Hey folks,

Assume we’d train a neural network like this …

that gets trained doing a MNIST classification task. Assume the neurons are using linear actiavtions without any hidden layers just like in the above image.

Now my question: If we’d have a linear model like this and the first output vector for y would be

(0, 0, 0, 7, 0, 0, 0, 0, 0, 0 )

If we’d sum that vector up it would be 7. But if the target for training was 7, too but like this

(0, 0, 0, 0, 0, 0, 0, 7, 0, 0)

then the sums would be equal (7=7) and the loss would be zero although the first vector would have placed that value in the wrong position.

So to calculate the loss would we first sum up and then take the difference? Or first take the difference and then sum it up? If we’d take the difference first in this case it would be

(0,0,0,0,7,0,0,0,-7,0,0) Σ = 0

so suming it up afterwards would result in zero loss, too … That seems to be very conflicting … how does a MLP not confuse these calculations randomly?
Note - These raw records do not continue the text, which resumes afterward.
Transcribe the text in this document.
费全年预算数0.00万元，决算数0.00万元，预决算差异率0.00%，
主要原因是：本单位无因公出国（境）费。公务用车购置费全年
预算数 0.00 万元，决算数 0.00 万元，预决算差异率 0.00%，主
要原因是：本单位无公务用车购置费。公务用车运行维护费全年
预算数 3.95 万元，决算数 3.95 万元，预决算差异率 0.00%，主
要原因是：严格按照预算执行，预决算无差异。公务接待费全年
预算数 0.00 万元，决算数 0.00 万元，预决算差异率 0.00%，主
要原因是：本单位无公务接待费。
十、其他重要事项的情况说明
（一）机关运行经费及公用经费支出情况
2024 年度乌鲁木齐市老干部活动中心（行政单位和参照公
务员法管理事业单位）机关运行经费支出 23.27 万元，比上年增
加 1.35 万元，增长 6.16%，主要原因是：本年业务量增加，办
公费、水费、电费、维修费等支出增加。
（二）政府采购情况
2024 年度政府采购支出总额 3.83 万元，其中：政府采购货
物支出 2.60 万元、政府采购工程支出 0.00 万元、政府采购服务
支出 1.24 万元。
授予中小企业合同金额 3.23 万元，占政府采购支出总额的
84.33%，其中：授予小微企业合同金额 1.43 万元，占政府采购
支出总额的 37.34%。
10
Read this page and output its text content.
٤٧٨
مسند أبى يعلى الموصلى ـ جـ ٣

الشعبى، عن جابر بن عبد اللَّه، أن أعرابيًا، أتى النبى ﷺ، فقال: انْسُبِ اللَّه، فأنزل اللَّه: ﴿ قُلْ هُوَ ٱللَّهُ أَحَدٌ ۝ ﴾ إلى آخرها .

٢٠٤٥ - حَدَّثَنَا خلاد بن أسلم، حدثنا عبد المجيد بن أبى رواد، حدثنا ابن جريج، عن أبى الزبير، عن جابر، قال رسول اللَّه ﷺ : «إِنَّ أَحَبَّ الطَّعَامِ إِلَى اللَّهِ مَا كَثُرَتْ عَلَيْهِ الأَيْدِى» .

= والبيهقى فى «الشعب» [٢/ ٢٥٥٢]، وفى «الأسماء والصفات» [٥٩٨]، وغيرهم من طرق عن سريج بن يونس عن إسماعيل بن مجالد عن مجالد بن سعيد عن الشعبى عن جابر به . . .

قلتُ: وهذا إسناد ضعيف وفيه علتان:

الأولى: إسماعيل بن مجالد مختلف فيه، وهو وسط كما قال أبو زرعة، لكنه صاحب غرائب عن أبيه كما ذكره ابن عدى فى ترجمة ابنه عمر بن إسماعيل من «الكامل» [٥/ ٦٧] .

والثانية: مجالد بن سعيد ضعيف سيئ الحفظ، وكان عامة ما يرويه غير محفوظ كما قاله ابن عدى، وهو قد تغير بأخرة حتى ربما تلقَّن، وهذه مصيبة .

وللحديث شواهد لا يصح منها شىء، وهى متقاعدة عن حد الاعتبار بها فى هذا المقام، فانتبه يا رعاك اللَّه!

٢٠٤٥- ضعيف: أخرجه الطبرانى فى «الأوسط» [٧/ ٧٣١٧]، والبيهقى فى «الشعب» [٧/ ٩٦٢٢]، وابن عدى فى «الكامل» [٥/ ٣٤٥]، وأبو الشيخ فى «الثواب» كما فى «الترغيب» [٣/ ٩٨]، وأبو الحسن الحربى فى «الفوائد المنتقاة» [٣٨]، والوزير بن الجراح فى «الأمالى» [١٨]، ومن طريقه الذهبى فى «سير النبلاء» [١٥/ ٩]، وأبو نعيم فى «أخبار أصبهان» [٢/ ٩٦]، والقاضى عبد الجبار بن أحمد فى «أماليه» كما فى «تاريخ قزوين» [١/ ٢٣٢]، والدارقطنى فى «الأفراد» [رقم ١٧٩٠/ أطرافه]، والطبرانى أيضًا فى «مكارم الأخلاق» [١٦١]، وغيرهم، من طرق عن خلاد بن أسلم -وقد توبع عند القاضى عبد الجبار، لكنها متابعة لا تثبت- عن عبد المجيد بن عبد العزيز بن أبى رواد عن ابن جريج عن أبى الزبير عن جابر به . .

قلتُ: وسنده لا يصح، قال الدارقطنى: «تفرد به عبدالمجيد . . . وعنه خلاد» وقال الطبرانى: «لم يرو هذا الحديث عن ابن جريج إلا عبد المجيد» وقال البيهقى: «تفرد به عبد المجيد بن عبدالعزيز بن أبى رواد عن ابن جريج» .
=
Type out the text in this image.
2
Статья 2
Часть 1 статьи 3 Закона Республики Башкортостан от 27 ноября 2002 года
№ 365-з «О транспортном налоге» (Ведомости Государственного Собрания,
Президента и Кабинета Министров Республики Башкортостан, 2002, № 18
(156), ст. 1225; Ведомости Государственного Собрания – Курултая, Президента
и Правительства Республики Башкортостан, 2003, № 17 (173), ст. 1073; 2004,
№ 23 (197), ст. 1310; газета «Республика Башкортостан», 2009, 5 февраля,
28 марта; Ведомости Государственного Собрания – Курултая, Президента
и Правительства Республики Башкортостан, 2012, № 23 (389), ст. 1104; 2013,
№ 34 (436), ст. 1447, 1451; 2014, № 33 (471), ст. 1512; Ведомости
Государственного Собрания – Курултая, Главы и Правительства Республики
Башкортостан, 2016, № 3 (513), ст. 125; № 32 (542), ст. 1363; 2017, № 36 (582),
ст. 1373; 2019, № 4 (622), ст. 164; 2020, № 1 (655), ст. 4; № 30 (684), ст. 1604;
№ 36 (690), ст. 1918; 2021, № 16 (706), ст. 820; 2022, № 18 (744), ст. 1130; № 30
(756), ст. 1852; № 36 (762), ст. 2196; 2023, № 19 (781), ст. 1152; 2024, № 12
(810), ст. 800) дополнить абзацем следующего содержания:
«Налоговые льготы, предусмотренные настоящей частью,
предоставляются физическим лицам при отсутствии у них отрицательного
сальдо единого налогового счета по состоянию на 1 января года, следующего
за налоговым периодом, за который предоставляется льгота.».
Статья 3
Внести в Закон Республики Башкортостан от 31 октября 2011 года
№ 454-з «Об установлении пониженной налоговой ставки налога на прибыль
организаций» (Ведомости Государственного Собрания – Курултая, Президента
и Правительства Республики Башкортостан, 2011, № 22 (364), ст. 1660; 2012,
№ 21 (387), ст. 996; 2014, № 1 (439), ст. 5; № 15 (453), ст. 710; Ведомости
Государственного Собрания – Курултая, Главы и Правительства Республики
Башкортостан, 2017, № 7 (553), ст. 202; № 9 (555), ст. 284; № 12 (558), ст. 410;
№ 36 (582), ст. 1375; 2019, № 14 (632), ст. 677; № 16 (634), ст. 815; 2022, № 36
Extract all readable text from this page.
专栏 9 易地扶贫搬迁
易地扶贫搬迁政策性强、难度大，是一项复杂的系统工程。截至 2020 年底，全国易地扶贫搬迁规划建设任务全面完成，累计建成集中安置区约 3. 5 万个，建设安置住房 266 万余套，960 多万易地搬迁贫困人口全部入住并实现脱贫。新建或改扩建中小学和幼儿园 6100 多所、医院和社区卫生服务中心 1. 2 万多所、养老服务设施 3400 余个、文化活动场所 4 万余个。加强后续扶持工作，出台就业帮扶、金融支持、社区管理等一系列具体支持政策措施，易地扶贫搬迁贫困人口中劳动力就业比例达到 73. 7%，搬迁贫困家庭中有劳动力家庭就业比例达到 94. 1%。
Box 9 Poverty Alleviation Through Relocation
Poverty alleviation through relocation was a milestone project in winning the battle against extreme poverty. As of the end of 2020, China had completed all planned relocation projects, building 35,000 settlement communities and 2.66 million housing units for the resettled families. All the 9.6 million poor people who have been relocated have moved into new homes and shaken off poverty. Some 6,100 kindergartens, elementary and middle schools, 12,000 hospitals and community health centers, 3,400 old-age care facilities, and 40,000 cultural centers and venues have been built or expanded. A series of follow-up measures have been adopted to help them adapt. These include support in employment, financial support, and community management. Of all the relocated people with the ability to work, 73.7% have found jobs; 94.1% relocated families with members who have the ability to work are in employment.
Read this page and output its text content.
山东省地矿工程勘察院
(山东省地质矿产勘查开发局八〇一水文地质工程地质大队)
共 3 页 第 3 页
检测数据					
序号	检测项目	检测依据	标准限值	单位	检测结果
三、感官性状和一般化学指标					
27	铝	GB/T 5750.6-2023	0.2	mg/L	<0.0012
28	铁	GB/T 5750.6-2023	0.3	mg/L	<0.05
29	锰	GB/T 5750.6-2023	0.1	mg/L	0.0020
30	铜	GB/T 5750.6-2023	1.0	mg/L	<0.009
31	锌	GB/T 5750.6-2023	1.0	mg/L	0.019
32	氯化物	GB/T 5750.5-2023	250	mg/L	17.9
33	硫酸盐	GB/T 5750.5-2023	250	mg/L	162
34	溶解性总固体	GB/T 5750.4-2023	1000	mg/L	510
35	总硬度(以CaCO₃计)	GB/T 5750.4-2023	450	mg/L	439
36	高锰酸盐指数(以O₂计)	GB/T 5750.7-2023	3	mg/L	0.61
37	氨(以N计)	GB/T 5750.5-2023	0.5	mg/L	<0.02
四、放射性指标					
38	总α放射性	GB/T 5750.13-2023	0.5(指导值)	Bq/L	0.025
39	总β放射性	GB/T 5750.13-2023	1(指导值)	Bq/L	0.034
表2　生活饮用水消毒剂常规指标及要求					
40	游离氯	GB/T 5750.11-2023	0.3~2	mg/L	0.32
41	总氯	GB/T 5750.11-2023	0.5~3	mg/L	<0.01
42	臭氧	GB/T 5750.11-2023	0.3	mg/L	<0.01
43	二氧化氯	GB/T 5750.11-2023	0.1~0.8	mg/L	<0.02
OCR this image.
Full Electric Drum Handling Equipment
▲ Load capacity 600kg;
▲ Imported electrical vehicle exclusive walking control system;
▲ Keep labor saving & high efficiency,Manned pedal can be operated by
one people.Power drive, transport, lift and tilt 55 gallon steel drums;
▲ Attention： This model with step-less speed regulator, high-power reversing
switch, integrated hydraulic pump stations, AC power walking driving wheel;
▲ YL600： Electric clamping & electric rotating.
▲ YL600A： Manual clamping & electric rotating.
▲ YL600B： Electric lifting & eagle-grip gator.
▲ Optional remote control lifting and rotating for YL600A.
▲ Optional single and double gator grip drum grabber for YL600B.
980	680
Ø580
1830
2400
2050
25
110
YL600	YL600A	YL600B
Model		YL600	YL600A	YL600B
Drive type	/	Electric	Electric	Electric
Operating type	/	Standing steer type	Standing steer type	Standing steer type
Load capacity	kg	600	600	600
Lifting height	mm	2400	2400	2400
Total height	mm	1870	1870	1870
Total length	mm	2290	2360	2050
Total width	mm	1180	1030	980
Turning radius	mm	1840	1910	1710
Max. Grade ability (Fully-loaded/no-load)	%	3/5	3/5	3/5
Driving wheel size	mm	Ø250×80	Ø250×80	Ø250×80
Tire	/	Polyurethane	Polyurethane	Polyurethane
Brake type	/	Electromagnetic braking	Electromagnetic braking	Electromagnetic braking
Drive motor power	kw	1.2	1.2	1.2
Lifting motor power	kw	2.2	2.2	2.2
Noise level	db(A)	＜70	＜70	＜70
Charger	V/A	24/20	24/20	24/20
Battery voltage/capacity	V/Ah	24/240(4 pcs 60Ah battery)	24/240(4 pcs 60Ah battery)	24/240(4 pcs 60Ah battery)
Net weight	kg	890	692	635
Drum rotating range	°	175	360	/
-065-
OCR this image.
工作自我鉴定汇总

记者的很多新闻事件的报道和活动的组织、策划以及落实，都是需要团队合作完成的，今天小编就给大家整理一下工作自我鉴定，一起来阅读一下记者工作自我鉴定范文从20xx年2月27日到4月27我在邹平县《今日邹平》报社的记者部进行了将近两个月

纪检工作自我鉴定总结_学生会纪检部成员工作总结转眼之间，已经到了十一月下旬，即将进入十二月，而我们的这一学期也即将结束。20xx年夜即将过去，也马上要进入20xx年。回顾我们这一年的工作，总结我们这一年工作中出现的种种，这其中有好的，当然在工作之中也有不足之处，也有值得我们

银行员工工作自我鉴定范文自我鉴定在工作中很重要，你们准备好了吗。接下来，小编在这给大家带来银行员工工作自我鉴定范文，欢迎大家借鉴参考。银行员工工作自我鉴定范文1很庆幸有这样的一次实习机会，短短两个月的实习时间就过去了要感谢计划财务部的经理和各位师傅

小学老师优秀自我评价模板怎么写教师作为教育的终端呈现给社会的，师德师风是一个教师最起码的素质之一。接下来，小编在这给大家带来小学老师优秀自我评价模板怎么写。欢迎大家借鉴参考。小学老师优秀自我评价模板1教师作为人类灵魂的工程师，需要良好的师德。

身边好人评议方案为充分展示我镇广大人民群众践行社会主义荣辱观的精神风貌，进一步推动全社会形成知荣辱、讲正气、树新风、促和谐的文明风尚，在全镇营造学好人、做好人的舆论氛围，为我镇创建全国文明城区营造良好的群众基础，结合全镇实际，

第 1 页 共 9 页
Can someone explain to me how a linear neural network operates in that sense? From the perspective of loss calculation?

Can a linear neural network have negative values for the activations of its output neurons or its weights, too? In that case I assume it would be highly unlike to have a 7 in a position of a 4, because some negative weights will always drag down the first traget numbers calculation? But I’m not 100% sure about all of the above considerations … Can someone explain this?